Le "Bombardier blond" nous fait pénétrer dans les coulisses des séances photo à l'époque de l'âge d'or du bodybuilding

MUSCLE & FITNESS,
ce rassemblement coloré et dynamique de culturistes et d'informations sur le bodybuilding, n'est pas un magazine récent ayant bâti sa renommée d'un coup de baguette magique. Publié depuis plus d'un demi-siècle sous différents titres, il est dû à l'initiative d'un certain Joe Weider. Joe, surnommé "l'entraîneur des champions," l'a créé à la force du poignet à partir de pages tâchées d'encre, imprimées sur une ronéo dans l'appartement de sa mère à Montréal. Il lui a insufflé cette spectaculaire vitalité, reflet de sa propre vision du muscle et de la puissance.
Je fais partie des personnages qui ont joué un rôle dans cette vision raffinée et j'ai incarné le M. Amérique et le M. Univers de ce rêve qu'il offrait au monde.

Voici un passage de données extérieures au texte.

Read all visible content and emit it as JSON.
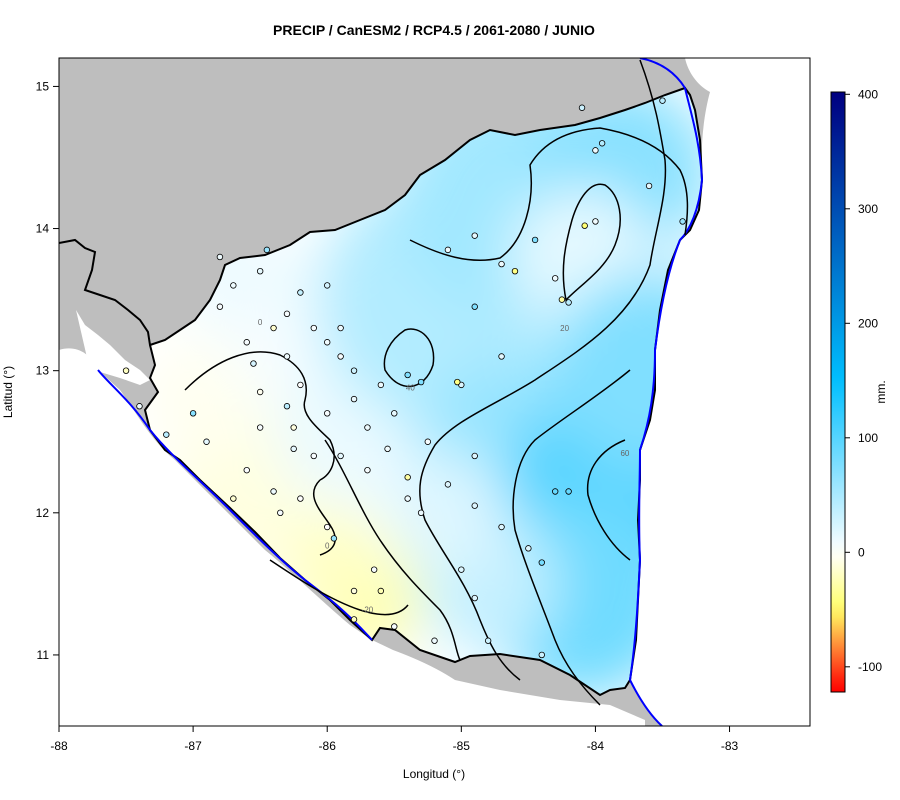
{
  "title": "PRECIP / CanESM2 / RCP4.5 / 2061-2080 / JUNIO",
  "x_axis": {
    "label": "Longitud (°)",
    "range": [
      -88,
      -82.4
    ],
    "ticks": [
      "-88",
      "-87",
      "-86",
      "-85",
      "-84",
      "-83"
    ],
    "tick_values": [
      -88,
      -87,
      -86,
      -85,
      -84,
      -83
    ]
  },
  "y_axis": {
    "label": "Latitud (°)",
    "range": [
      10.5,
      15.2
    ],
    "ticks": [
      "11",
      "12",
      "13",
      "14",
      "15"
    ],
    "tick_values": [
      11,
      12,
      13,
      14,
      15
    ]
  },
  "colorbar": {
    "label": "mm.",
    "ticks": [
      "400",
      "300",
      "200",
      "100",
      "0",
      "-100"
    ],
    "tick_values": [
      400,
      300,
      200,
      100,
      0,
      -100
    ],
    "range": [
      -122,
      402
    ],
    "colors": {
      "min": "#ff0000",
      "neg": "#ffff66",
      "zero": "#ffffff",
      "pos": "#00bfff",
      "max": "#000080"
    }
  },
  "contour_labels": [
    {
      "text": "20",
      "lon": -84.23,
      "lat": 13.28
    },
    {
      "text": "40",
      "lon": -85.38,
      "lat": 12.86
    },
    {
      "text": "60",
      "lon": -83.78,
      "lat": 12.4
    },
    {
      "text": "0",
      "lon": -86.5,
      "lat": 13.32
    },
    {
      "text": "0",
      "lon": -86.0,
      "lat": 11.75
    },
    {
      "text": "-20",
      "lon": -85.7,
      "lat": 11.3
    }
  ],
  "stations": [
    {
      "lon": -86.8,
      "lat": 13.8,
      "value": 10
    },
    {
      "lon": -86.5,
      "lat": 13.7,
      "value": 15
    },
    {
      "lon": -86.2,
      "lat": 13.55,
      "value": 35
    },
    {
      "lon": -86.0,
      "lat": 13.6,
      "value": 25
    },
    {
      "lon": -86.4,
      "lat": 13.3,
      "value": -15
    },
    {
      "lon": -86.6,
      "lat": 13.2,
      "value": 5
    },
    {
      "lon": -86.3,
      "lat": 13.1,
      "value": 10
    },
    {
      "lon": -86.0,
      "lat": 13.2,
      "value": 8
    },
    {
      "lon": -85.8,
      "lat": 13.0,
      "value": 30
    },
    {
      "lon": -86.2,
      "lat": 12.9,
      "value": 0
    },
    {
      "lon": -86.5,
      "lat": 12.85,
      "value": -5
    },
    {
      "lon": -86.3,
      "lat": 12.75,
      "value": 40
    },
    {
      "lon": -86.0,
      "lat": 12.7,
      "value": 5
    },
    {
      "lon": -85.7,
      "lat": 12.6,
      "value": 10
    },
    {
      "lon": -86.9,
      "lat": 12.5,
      "value": 15
    },
    {
      "lon": -87.2,
      "lat": 12.55,
      "value": 40
    },
    {
      "lon": -87.5,
      "lat": 13.0,
      "value": -20
    },
    {
      "lon": -87.4,
      "lat": 12.75,
      "value": 10
    },
    {
      "lon": -86.6,
      "lat": 12.3,
      "value": 2
    },
    {
      "lon": -86.7,
      "lat": 12.1,
      "value": -15
    },
    {
      "lon": -86.2,
      "lat": 12.1,
      "value": 0
    },
    {
      "lon": -86.0,
      "lat": 11.9,
      "value": 0
    },
    {
      "lon": -85.95,
      "lat": 11.82,
      "value": 60
    },
    {
      "lon": -85.8,
      "lat": 11.45,
      "value": -10
    },
    {
      "lon": -85.6,
      "lat": 11.45,
      "value": -25
    },
    {
      "lon": -85.65,
      "lat": 11.6,
      "value": 5
    },
    {
      "lon": -85.8,
      "lat": 11.25,
      "value": -20
    },
    {
      "lon": -85.5,
      "lat": 11.2,
      "value": 5
    },
    {
      "lon": -85.2,
      "lat": 11.1,
      "value": 10
    },
    {
      "lon": -85.4,
      "lat": 12.1,
      "value": 10
    },
    {
      "lon": -85.25,
      "lat": 12.5,
      "value": 5
    },
    {
      "lon": -85.1,
      "lat": 12.2,
      "value": 20
    },
    {
      "lon": -84.9,
      "lat": 12.05,
      "value": 20
    },
    {
      "lon": -84.7,
      "lat": 11.9,
      "value": 20
    },
    {
      "lon": -84.5,
      "lat": 11.75,
      "value": 20
    },
    {
      "lon": -84.4,
      "lat": 11.65,
      "value": 80
    },
    {
      "lon": -84.3,
      "lat": 12.15,
      "value": 90
    },
    {
      "lon": -84.2,
      "lat": 12.15,
      "value": 90
    },
    {
      "lon": -84.8,
      "lat": 11.1,
      "value": 30
    },
    {
      "lon": -84.4,
      "lat": 11.0,
      "value": 30
    },
    {
      "lon": -84.9,
      "lat": 11.4,
      "value": 20
    },
    {
      "lon": -85.0,
      "lat": 11.6,
      "value": 20
    },
    {
      "lon": -84.9,
      "lat": 12.4,
      "value": 20
    },
    {
      "lon": -85.0,
      "lat": 12.9,
      "value": 20
    },
    {
      "lon": -85.3,
      "lat": 12.92,
      "value": 75
    },
    {
      "lon": -85.4,
      "lat": 12.97,
      "value": 75
    },
    {
      "lon": -85.03,
      "lat": 12.92,
      "value": -40
    },
    {
      "lon": -85.4,
      "lat": 12.25,
      "value": -30
    },
    {
      "lon": -84.7,
      "lat": 13.1,
      "value": 15
    },
    {
      "lon": -84.9,
      "lat": 13.45,
      "value": 75
    },
    {
      "lon": -84.6,
      "lat": 13.7,
      "value": -40
    },
    {
      "lon": -84.7,
      "lat": 13.75,
      "value": 10
    },
    {
      "lon": -84.45,
      "lat": 13.92,
      "value": 75
    },
    {
      "lon": -84.3,
      "lat": 13.65,
      "value": 10
    },
    {
      "lon": -84.25,
      "lat": 13.5,
      "value": -30
    },
    {
      "lon": -84.2,
      "lat": 13.48,
      "value": 40
    },
    {
      "lon": -84.0,
      "lat": 14.05,
      "value": 8
    },
    {
      "lon": -84.08,
      "lat": 14.02,
      "value": -45
    },
    {
      "lon": -84.0,
      "lat": 14.55,
      "value": 10
    },
    {
      "lon": -83.95,
      "lat": 14.6,
      "value": 45
    },
    {
      "lon": -83.6,
      "lat": 14.3,
      "value": 15
    },
    {
      "lon": -83.35,
      "lat": 14.05,
      "value": 60
    },
    {
      "lon": -84.1,
      "lat": 14.85,
      "value": 30
    },
    {
      "lon": -83.5,
      "lat": 14.9,
      "value": 40
    },
    {
      "lon": -84.9,
      "lat": 13.95,
      "value": 15
    },
    {
      "lon": -85.1,
      "lat": 13.85,
      "value": 10
    },
    {
      "lon": -86.45,
      "lat": 13.85,
      "value": 60
    },
    {
      "lon": -86.8,
      "lat": 13.45,
      "value": 5
    },
    {
      "lon": -86.7,
      "lat": 13.6,
      "value": 10
    },
    {
      "lon": -87.0,
      "lat": 12.7,
      "value": 70
    },
    {
      "lon": -86.5,
      "lat": 12.6,
      "value": 5
    },
    {
      "lon": -86.1,
      "lat": 12.4,
      "value": 5
    },
    {
      "lon": -85.9,
      "lat": 12.4,
      "value": 15
    },
    {
      "lon": -85.7,
      "lat": 12.3,
      "value": 5
    },
    {
      "lon": -85.6,
      "lat": 12.9,
      "value": 10
    },
    {
      "lon": -85.5,
      "lat": 12.7,
      "value": 15
    },
    {
      "lon": -85.9,
      "lat": 13.1,
      "value": 5
    },
    {
      "lon": -86.1,
      "lat": 13.3,
      "value": 5
    },
    {
      "lon": -85.9,
      "lat": 13.3,
      "value": 10
    },
    {
      "lon": -86.3,
      "lat": 13.4,
      "value": 5
    },
    {
      "lon": -86.25,
      "lat": 12.6,
      "value": -10
    },
    {
      "lon": -86.35,
      "lat": 12.0,
      "value": 5
    },
    {
      "lon": -86.4,
      "lat": 12.15,
      "value": 10
    },
    {
      "lon": -85.8,
      "lat": 12.8,
      "value": 12
    },
    {
      "lon": -85.55,
      "lat": 12.45,
      "value": 8
    },
    {
      "lon": -85.3,
      "lat": 12.0,
      "value": 12
    },
    {
      "lon": -86.55,
      "lat": 13.05,
      "value": 25
    },
    {
      "lon": -86.25,
      "lat": 12.45,
      "value": 15
    }
  ]
}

Je suis apparu sur la scène du culturisme au début des années 60 et, dès lors, j'ai rempli les pages de ses magazines, embelli leurs couvertures et, grâce à ces attrayantes photos prises sur les plages californiennes, j'ai colporté des récits remplis de joie, de promesses et d'espoir à l'usage des jeunes comme de ceux qui n'avaient rien perdu de leur jeunesse du cœur.
Je me remémore ces jours joyeux où j'arborais un large sourire, bandais mes muscles et batifolais avec des baigneuses sexy au cours d'après-midis dingues de farniente au soleil. Les rouleaux azur du Pacifique déferlaient puissamment sur la plage, d'énormes nuages frangés d'argent caressaient l'horizon et les chiens s'amusaient à pourchasser les mouettes le long de ces immenses étendues de sable.
Allez-y, plongez. L'eau est bonne. La vie est magnifique.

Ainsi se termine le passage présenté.